There is much to learn from the Colorado experience as they have had several years of legalization. Although these findings are based on the general population, the insurance industry could benefit from the trends and behaviour seen. Revenue certainly increased from the sale of marijuana but so did the number of emergency calls related to marijuana and the number of children hospitalized for marijuana poisoning from the edible products. There is also a slight increase in marijuana-related DUIs, vehicle fatalities and elderly marijuana users. Youth users did not increase and opioid use has fallen as users switched to marijuana. Note that there is no test to detect if someone is driving under the influence of marijuana but law enforcement in Colorado have observed that short-term memory loss is a common finding to determine impairment. The black market still exists as marijuana is transported to non-legalized states.

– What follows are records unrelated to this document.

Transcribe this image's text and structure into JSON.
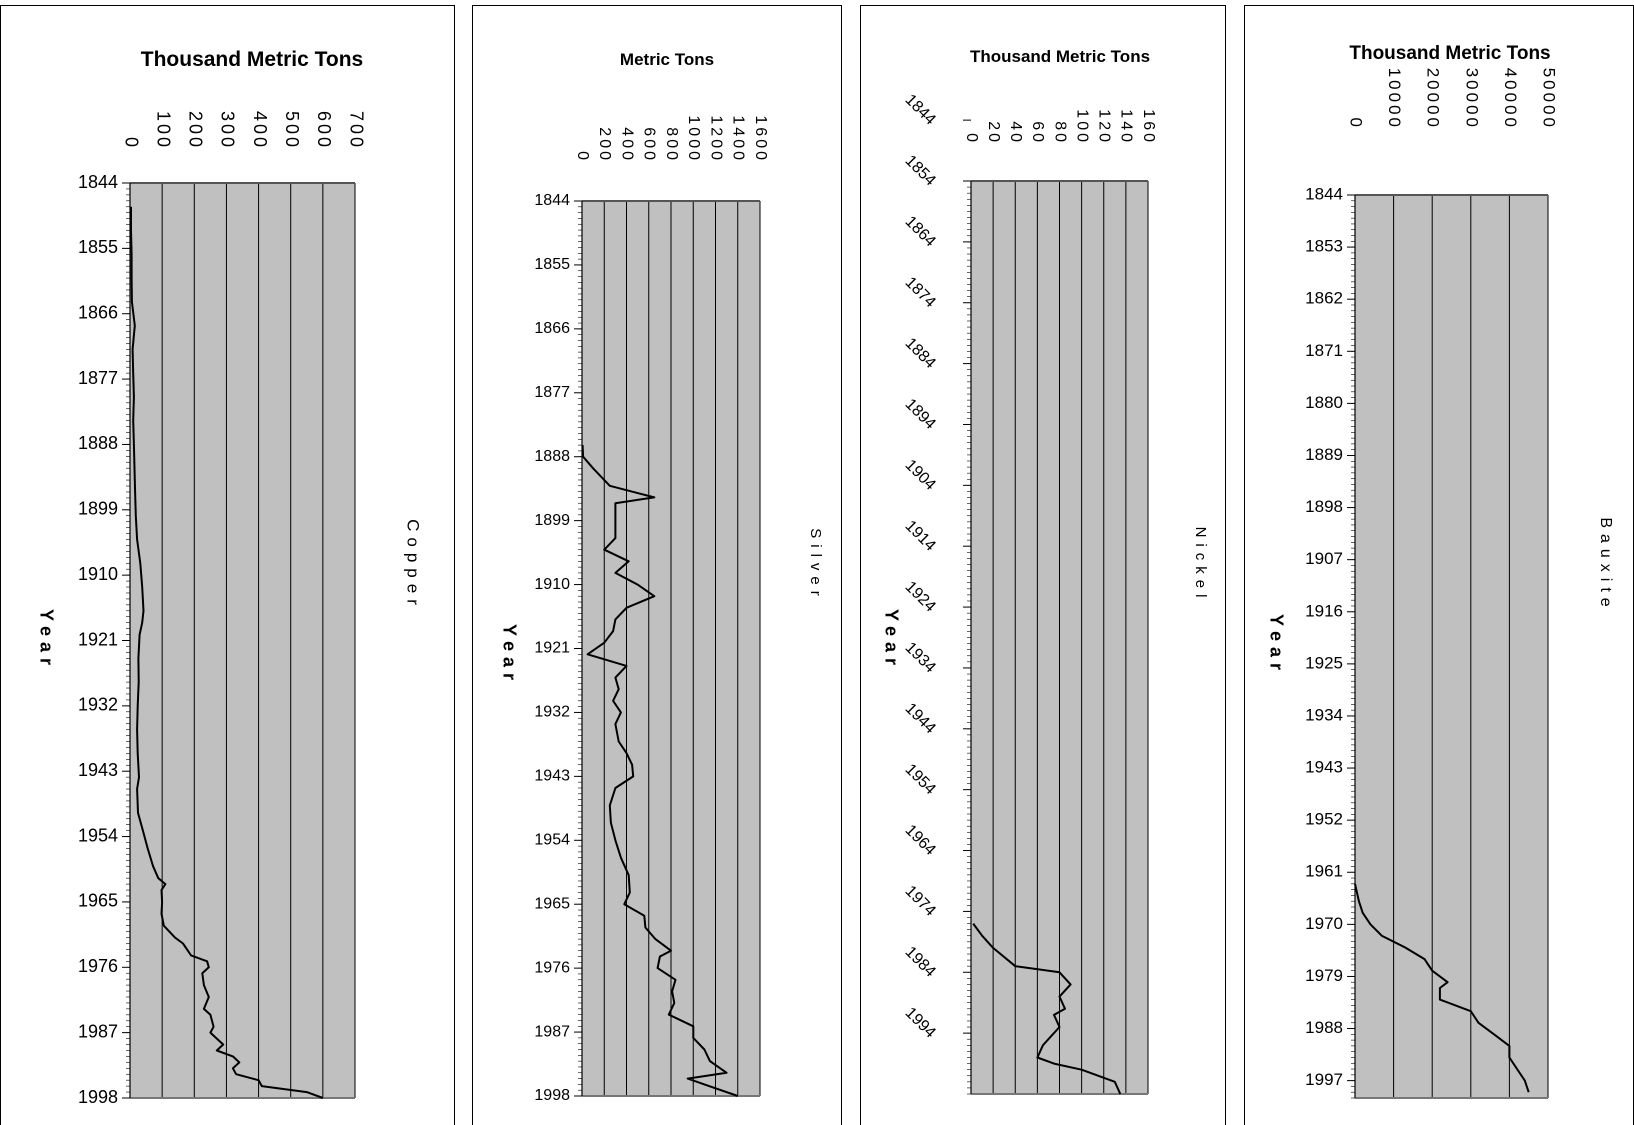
{
  "chart_data": [
    {
      "type": "line",
      "title": "Thousand Metric Tons",
      "ylabel": "Year",
      "series_label": "Copper",
      "y_ticks": [
        "1844",
        "1855",
        "1866",
        "1877",
        "1888",
        "1899",
        "1910",
        "1921",
        "1932",
        "1943",
        "1954",
        "1965",
        "1976",
        "1987",
        "1998"
      ],
      "x_ticks": [
        "0",
        "100",
        "200",
        "300",
        "400",
        "500",
        "600",
        "700"
      ],
      "xlim": [
        0,
        700
      ],
      "ylim": [
        1844,
        1998
      ],
      "series": [
        {
          "points": [
            [
              1848,
              3
            ],
            [
              1852,
              3
            ],
            [
              1856,
              5
            ],
            [
              1860,
              5
            ],
            [
              1864,
              6
            ],
            [
              1868,
              15
            ],
            [
              1872,
              8
            ],
            [
              1876,
              10
            ],
            [
              1880,
              12
            ],
            [
              1884,
              10
            ],
            [
              1888,
              12
            ],
            [
              1892,
              14
            ],
            [
              1896,
              16
            ],
            [
              1900,
              18
            ],
            [
              1904,
              22
            ],
            [
              1908,
              32
            ],
            [
              1912,
              38
            ],
            [
              1916,
              42
            ],
            [
              1918,
              38
            ],
            [
              1920,
              30
            ],
            [
              1924,
              26
            ],
            [
              1928,
              27
            ],
            [
              1932,
              24
            ],
            [
              1936,
              22
            ],
            [
              1940,
              24
            ],
            [
              1944,
              28
            ],
            [
              1946,
              22
            ],
            [
              1950,
              25
            ],
            [
              1953,
              40
            ],
            [
              1956,
              55
            ],
            [
              1959,
              72
            ],
            [
              1961,
              88
            ],
            [
              1962,
              110
            ],
            [
              1963,
              98
            ],
            [
              1965,
              100
            ],
            [
              1967,
              98
            ],
            [
              1969,
              105
            ],
            [
              1971,
              140
            ],
            [
              1972,
              165
            ],
            [
              1974,
              190
            ],
            [
              1975,
              240
            ],
            [
              1976,
              245
            ],
            [
              1977,
              225
            ],
            [
              1979,
              230
            ],
            [
              1981,
              245
            ],
            [
              1983,
              230
            ],
            [
              1984,
              250
            ],
            [
              1986,
              260
            ],
            [
              1987,
              250
            ],
            [
              1988,
              270
            ],
            [
              1989,
              290
            ],
            [
              1990,
              270
            ],
            [
              1991,
              320
            ],
            [
              1992,
              340
            ],
            [
              1993,
              320
            ],
            [
              1994,
              330
            ],
            [
              1995,
              400
            ],
            [
              1996,
              410
            ],
            [
              1997,
              550
            ],
            [
              1998,
              600
            ]
          ]
        }
      ]
    },
    {
      "type": "line",
      "title": "Metric Tons",
      "ylabel": "Year",
      "series_label": "Silver",
      "y_ticks": [
        "1844",
        "1855",
        "1866",
        "1877",
        "1888",
        "1899",
        "1910",
        "1921",
        "1932",
        "1943",
        "1954",
        "1965",
        "1976",
        "1987",
        "1998"
      ],
      "x_ticks": [
        "0",
        "200",
        "400",
        "600",
        "800",
        "1000",
        "1200",
        "1400",
        "1600"
      ],
      "xlim": [
        0,
        1600
      ],
      "ylim": [
        1844,
        1998
      ],
      "series": [
        {
          "points": [
            [
              1886,
              5
            ],
            [
              1888,
              10
            ],
            [
              1890,
              100
            ],
            [
              1893,
              250
            ],
            [
              1895,
              650
            ],
            [
              1896,
              300
            ],
            [
              1898,
              300
            ],
            [
              1900,
              300
            ],
            [
              1902,
              300
            ],
            [
              1904,
              200
            ],
            [
              1906,
              420
            ],
            [
              1908,
              300
            ],
            [
              1910,
              500
            ],
            [
              1912,
              650
            ],
            [
              1914,
              400
            ],
            [
              1916,
              300
            ],
            [
              1918,
              280
            ],
            [
              1920,
              200
            ],
            [
              1922,
              50
            ],
            [
              1924,
              400
            ],
            [
              1926,
              300
            ],
            [
              1928,
              330
            ],
            [
              1930,
              280
            ],
            [
              1932,
              350
            ],
            [
              1934,
              300
            ],
            [
              1937,
              330
            ],
            [
              1939,
              400
            ],
            [
              1941,
              450
            ],
            [
              1943,
              460
            ],
            [
              1945,
              300
            ],
            [
              1948,
              250
            ],
            [
              1951,
              260
            ],
            [
              1954,
              300
            ],
            [
              1957,
              350
            ],
            [
              1960,
              420
            ],
            [
              1963,
              430
            ],
            [
              1965,
              380
            ],
            [
              1967,
              560
            ],
            [
              1969,
              570
            ],
            [
              1971,
              660
            ],
            [
              1973,
              800
            ],
            [
              1974,
              700
            ],
            [
              1976,
              680
            ],
            [
              1978,
              840
            ],
            [
              1980,
              810
            ],
            [
              1982,
              830
            ],
            [
              1984,
              780
            ],
            [
              1986,
              1000
            ],
            [
              1988,
              1000
            ],
            [
              1990,
              1100
            ],
            [
              1992,
              1150
            ],
            [
              1994,
              1300
            ],
            [
              1995,
              950
            ],
            [
              1996,
              1100
            ],
            [
              1998,
              1400
            ]
          ]
        }
      ]
    },
    {
      "type": "line",
      "title": "Thousand Metric Tons",
      "ylabel": "Year",
      "series_label": "Nickel",
      "y_ticks": [
        "1844",
        "1854",
        "1864",
        "1874",
        "1884",
        "1894",
        "1904",
        "1914",
        "1924",
        "1934",
        "1944",
        "1954",
        "1964",
        "1974",
        "1984",
        "1994"
      ],
      "x_ticks": [
        "0",
        "20",
        "40",
        "60",
        "80",
        "100",
        "120",
        "140",
        "160"
      ],
      "xlim": [
        0,
        160
      ],
      "ylim": [
        1854,
        2004
      ],
      "series": [
        {
          "points": [
            [
              1976,
              2
            ],
            [
              1978,
              10
            ],
            [
              1980,
              20
            ],
            [
              1983,
              40
            ],
            [
              1984,
              80
            ],
            [
              1986,
              90
            ],
            [
              1988,
              80
            ],
            [
              1990,
              85
            ],
            [
              1991,
              75
            ],
            [
              1993,
              80
            ],
            [
              1995,
              70
            ],
            [
              1996,
              65
            ],
            [
              1998,
              60
            ],
            [
              1999,
              75
            ],
            [
              2000,
              100
            ],
            [
              2002,
              130
            ],
            [
              2004,
              135
            ]
          ]
        }
      ]
    },
    {
      "type": "line",
      "title": "Thousand Metric Tons",
      "ylabel": "Year",
      "series_label": "Bauxite",
      "y_ticks": [
        "1844",
        "1853",
        "1862",
        "1871",
        "1880",
        "1889",
        "1898",
        "1907",
        "1916",
        "1925",
        "1934",
        "1943",
        "1952",
        "1961",
        "1970",
        "1979",
        "1988",
        "1997"
      ],
      "x_ticks": [
        "0",
        "10000",
        "20000",
        "30000",
        "40000",
        "50000"
      ],
      "xlim": [
        0,
        50000
      ],
      "ylim": [
        1844,
        2000
      ],
      "series": [
        {
          "points": [
            [
              1963,
              0
            ],
            [
              1966,
              1000
            ],
            [
              1968,
              2000
            ],
            [
              1970,
              4000
            ],
            [
              1972,
              7000
            ],
            [
              1974,
              13000
            ],
            [
              1976,
              18000
            ],
            [
              1978,
              20000
            ],
            [
              1980,
              24000
            ],
            [
              1981,
              22000
            ],
            [
              1983,
              22000
            ],
            [
              1985,
              30000
            ],
            [
              1987,
              32000
            ],
            [
              1989,
              36000
            ],
            [
              1991,
              40000
            ],
            [
              1993,
              40000
            ],
            [
              1995,
              42000
            ],
            [
              1997,
              44000
            ],
            [
              1999,
              45000
            ]
          ]
        }
      ]
    }
  ]
}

It is hoped that legalization will not only control the distribution and production of cannabis, set possession limits, restrict youth from accessing cannabis, regulate packaging to decrease appeal to youth and weaken the black market for the product but also promote more future research in the interest of public health. Laws and regulations will continue to change and develop and the life insurance industry will follow suit with their guidelines while continuing to have a guarded approach to marijuana use.